I think what made it worse here is that depositors of SVB were undiversified... If you had a bank that held deposits from various kinds of people, it's less likely that all of them would want their money out at the same time unless there was some of kind of widespread change in sentiment towards the overall financial system.
What made SVB even worse was that its customers were flush with VC cash and didn't need to borrow, so it looked elsewhere to make a return on the cash.
> Any bank will hit liquidity issues on a full-on bank run, as not 100% of a banks assets will be marketable, but central banks will provide emergency liquidity in these situations

That was not the case in the US for banks with HTM assets until the backstop program announced by the Fed in the wake of the SVB collapse.

> But banks should not hit insolvency issues like SVB did

SVB’s liquidity issues turned into solvency issues because of the absence of a liquidity backstop.

Treasuries are some of the most liquid instruments available, it is not a “liquidity” issue like “How do I line up buyers for all these weird, hard-to-price assets”.

And the measure put in place by the Fed is not a liquidity back stop, it is a value/solvency bailout, or kind of capital infusion. This is what SVB was trying to do on Wednesday, raise capital. That should tell you it is not a liquidity problem.

I think you may be confusing FDIC actions.

One of the actions was a program to loan against the full value of long term assets at term price instead of current market value.

Maybe we are just quibbling over the definition of liquidity. long term treasuries and MBS can be easily sold, but you may take a substantial loss in doing so instead of holding to maturity.

Not confusing the two, and maybe it is quibbling but changes in market value have nothing to do with liquidity as that term is used in finance.

Just because you can't sell a bond at par doesn't mean it is an illiquid market.

There's a certain amount of risk with all lending and investment that banks do with deposit funds. This can be home loans, government bonds, and other relatively safe products.

I don't think it should be up to the government to back these risks, because if banks think the government will always rescue them, they don't need to care as much about risky investments.

You could argue that it is depositor money, so they're not really saving the bank, they're saving customers.
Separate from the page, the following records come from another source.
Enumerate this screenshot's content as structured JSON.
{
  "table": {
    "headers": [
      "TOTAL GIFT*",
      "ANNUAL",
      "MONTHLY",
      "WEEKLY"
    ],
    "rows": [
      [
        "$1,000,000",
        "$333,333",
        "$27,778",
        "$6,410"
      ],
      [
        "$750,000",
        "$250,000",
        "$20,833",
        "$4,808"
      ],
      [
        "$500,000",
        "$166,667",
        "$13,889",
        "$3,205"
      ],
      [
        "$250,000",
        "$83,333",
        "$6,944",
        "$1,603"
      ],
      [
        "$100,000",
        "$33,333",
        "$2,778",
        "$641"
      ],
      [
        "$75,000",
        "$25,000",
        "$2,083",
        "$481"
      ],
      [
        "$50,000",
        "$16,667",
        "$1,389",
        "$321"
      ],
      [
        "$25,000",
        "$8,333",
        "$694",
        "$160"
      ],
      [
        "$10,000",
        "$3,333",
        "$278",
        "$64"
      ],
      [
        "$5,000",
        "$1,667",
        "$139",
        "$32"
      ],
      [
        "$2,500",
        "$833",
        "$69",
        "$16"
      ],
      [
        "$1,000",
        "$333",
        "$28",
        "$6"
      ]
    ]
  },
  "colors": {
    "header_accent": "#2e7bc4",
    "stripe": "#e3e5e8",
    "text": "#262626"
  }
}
But if banks don't have to care about their risk profile, customers will deposit their money in whatever bank is offering the greatest interest rates, which will likely be those that are making the riskiest investments, which could lead to more bank failures with market swings.

> I don't think it should be up to the government to back these risks, because if banks think the government will always rescue them, they don't need to care as much about risky investments.

Counterpoint - if depositors had known that the bank could not lose their money, because the government will back it, there would be no run on the bank. Why bother? It's _safe_ by design. I do agree with the general point, and there are huge questions around capitalisation and marking with long term debt etc.

What's most interesting here to me is the inaction within SVB when they could have been fixing these problems for survivable losses early, but instead tried to ride the storm.

I'd love to read some of those meeting minutes...

This isn't really feasible. Bank executives will fill fight the regulations that stabilize their bank against market swings, and citizens will demand that the government do something when irresponsible bank executives lose their life savings. Banking regulations, like most regulations, are written in blood, but for some reason, the banking sector is the most adept at getting regulations overturned.

So the resulting system is a patchwork of solutions that force the government into the role of rescuer. It's just too difficult to get most regulations to stick long enough to prevent another banking crisis. Barring a Constitutional amendment to create a banking "tsar" with broad authority and who reports to no-one (i.e., non-political), the best solution we have is to have the government step in when banks inevitably fail.